Winter classes on the fast track

By Matt Howell

The College of Continuing Studies (CCS) has announced that it will be offering eight different classes this winter for students who want to try to finish their coursework, improve their GPA or graduate early.
Unlike the summer classes, which run for six weeks, the winter classes are held for three weeks. All the classes being offered are three hours long, and they are held four days a week.
“The idea for a January term came from students,” said Boris Vilic, dean of the CCS. “Many other universities have winter semesters, so students asked us if Rider could consider offering courses during the winter intersession.”
Sophomore Stuart Kovacs feels that a January term offers a lot to students in terms of freeing up space in their schedules for future semesters.
“Winter classes would definitely be beneficial for getting ahead in credits,” Kovacs said. “I took a summer class and will probably be taking a winter class. They will help me have less of a work load later so I can focus more on an internship.”
The classes include Fundamentals of Drawing, Sitcoms and American Culture, Photography, Music and Society, Political Film, Ethnographic Film, Introduction to Psychology and Theater Appreciation.
Not only are students able to take these classes, they’re also able to receive first-hand experience in a professional environment, a mentor-mentee relationship, connections outside of the classroom, and networking and résumé developing opportunities.
Students who are interested must meet certain requirements in order to be able to take the classes. Prospective students must already have at least 45 credits completed and a GPA of no less than 3.0. Those who can meet the requirements have to submit an application by Oct. 15. Applicants also must have a letter of recommendation from a faculty member at Rider.
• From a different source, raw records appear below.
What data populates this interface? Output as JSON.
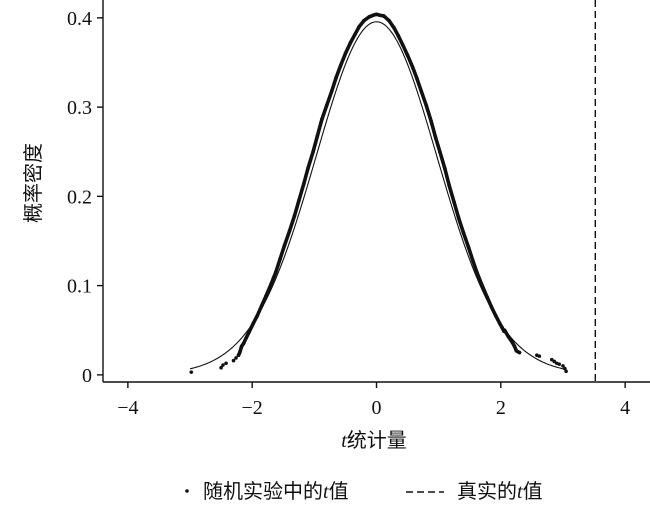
{
  "chart_data": {
    "type": "line",
    "title": "",
    "xlabel_italic": "t",
    "xlabel_rest": "统计量",
    "ylabel": "概率密度",
    "xlim": [
      -4.4,
      4.4
    ],
    "ylim": [
      -0.008,
      0.42
    ],
    "x_ticks": [
      -4,
      -2,
      0,
      2,
      4
    ],
    "x_tick_labels": [
      "−4",
      "−2",
      "0",
      "2",
      "4"
    ],
    "y_ticks": [
      0,
      0.1,
      0.2,
      0.3,
      0.4
    ],
    "y_tick_labels": [
      "0",
      "0.1",
      "0.2",
      "0.3",
      "0.4"
    ],
    "grid": false,
    "legend_position": "bottom",
    "colors": {
      "line": "#111111",
      "axis": "#111111"
    },
    "reference_line": {
      "name": "真实的t值",
      "x": 3.52,
      "style": "dashed"
    },
    "theoretical_curve": {
      "distribution": "t",
      "df": 30,
      "x_range": [
        -3.0,
        3.05
      ]
    },
    "simulated_points": {
      "name": "随机实验中的t值",
      "points": [
        [
          -2.98,
          0.003
        ],
        [
          -2.5,
          0.008
        ],
        [
          -2.47,
          0.011
        ],
        [
          -2.42,
          0.013
        ],
        [
          -2.3,
          0.016
        ],
        [
          -2.26,
          0.019
        ],
        [
          -2.22,
          0.022
        ],
        [
          -2.2,
          0.025
        ],
        [
          -2.17,
          0.032
        ],
        [
          -2.14,
          0.035
        ],
        [
          -2.1,
          0.041
        ],
        [
          -2.05,
          0.048
        ],
        [
          -1.98,
          0.058
        ],
        [
          -1.92,
          0.066
        ],
        [
          -1.85,
          0.077
        ],
        [
          -1.78,
          0.088
        ],
        [
          -1.7,
          0.101
        ],
        [
          -1.62,
          0.115
        ],
        [
          -1.55,
          0.13
        ],
        [
          -1.48,
          0.145
        ],
        [
          -1.4,
          0.161
        ],
        [
          -1.32,
          0.178
        ],
        [
          -1.25,
          0.195
        ],
        [
          -1.17,
          0.214
        ],
        [
          -1.1,
          0.232
        ],
        [
          -1.02,
          0.25
        ],
        [
          -0.95,
          0.268
        ],
        [
          -0.88,
          0.286
        ],
        [
          -0.8,
          0.302
        ],
        [
          -0.72,
          0.318
        ],
        [
          -0.65,
          0.333
        ],
        [
          -0.58,
          0.346
        ],
        [
          -0.5,
          0.36
        ],
        [
          -0.42,
          0.372
        ],
        [
          -0.35,
          0.381
        ],
        [
          -0.28,
          0.39
        ],
        [
          -0.2,
          0.397
        ],
        [
          -0.12,
          0.401
        ],
        [
          -0.05,
          0.403
        ],
        [
          0.0,
          0.404
        ],
        [
          0.05,
          0.403
        ],
        [
          0.12,
          0.402
        ],
        [
          0.2,
          0.397
        ],
        [
          0.28,
          0.389
        ],
        [
          0.35,
          0.38
        ],
        [
          0.42,
          0.37
        ],
        [
          0.5,
          0.358
        ],
        [
          0.58,
          0.345
        ],
        [
          0.65,
          0.332
        ],
        [
          0.72,
          0.318
        ],
        [
          0.8,
          0.302
        ],
        [
          0.88,
          0.284
        ],
        [
          0.95,
          0.266
        ],
        [
          1.02,
          0.25
        ],
        [
          1.1,
          0.231
        ],
        [
          1.17,
          0.212
        ],
        [
          1.25,
          0.193
        ],
        [
          1.32,
          0.176
        ],
        [
          1.4,
          0.159
        ],
        [
          1.48,
          0.143
        ],
        [
          1.55,
          0.128
        ],
        [
          1.62,
          0.114
        ],
        [
          1.7,
          0.1
        ],
        [
          1.78,
          0.087
        ],
        [
          1.85,
          0.076
        ],
        [
          1.92,
          0.066
        ],
        [
          1.98,
          0.058
        ],
        [
          2.05,
          0.049
        ],
        [
          2.12,
          0.043
        ],
        [
          2.18,
          0.037
        ],
        [
          2.22,
          0.032
        ],
        [
          2.25,
          0.027
        ],
        [
          2.3,
          0.025
        ],
        [
          2.02,
          0.053
        ],
        [
          2.06,
          0.05
        ],
        [
          2.58,
          0.022
        ],
        [
          2.62,
          0.021
        ],
        [
          2.82,
          0.017
        ],
        [
          2.86,
          0.015
        ],
        [
          2.9,
          0.013
        ],
        [
          2.94,
          0.012
        ],
        [
          3.0,
          0.01
        ],
        [
          3.03,
          0.007
        ],
        [
          3.05,
          0.004
        ]
      ]
    }
  }
}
The courses will begin in December with a preparatory seminar, which acts as an orientation. The seminar will discuss the benefits of business etiquette, expectations in a corporate environment and networking. In addition to receiving information about various topics, the students will also be evaluated on how prepared they are for the seminar and the value of their contributions.
In January, students will attend The Shadow Experience where students will spend at least 25 hours with a career professional who will evaluate them. A final seminar will be held at the end of the course and students who were involved will share their experiences and complete a survey before they leave.
Before CCS chose to hold winter classes, they conducted a pilot program to evaluate student reactions to the classes.
“The response was good,” said Matt McMullen, CCS graduate assistant.  “People enjoy the opportunity to either get ahead or catch up on credits.”
According to McMullen, some students enjoy this format.
When asked if there were any problems with the program, McMullen said, “Students need to be aware of the format of the class. Some wouldn’t be comfortable with the intenseness of the course.”
“Some students really do like to be immersed in a subject. For some students it’s too much at one time,” he said.
The overall response from students seems to be positive.
“I think it’s a great idea,” said freshman Daisy Rivadeneira. “It seems like CCS is really trying their best to make getting credits a lot easier for students who don’t have the time to take classes during the summer. They are trying to help out those who couldn’t continue college at one point, but now want to resume their education.”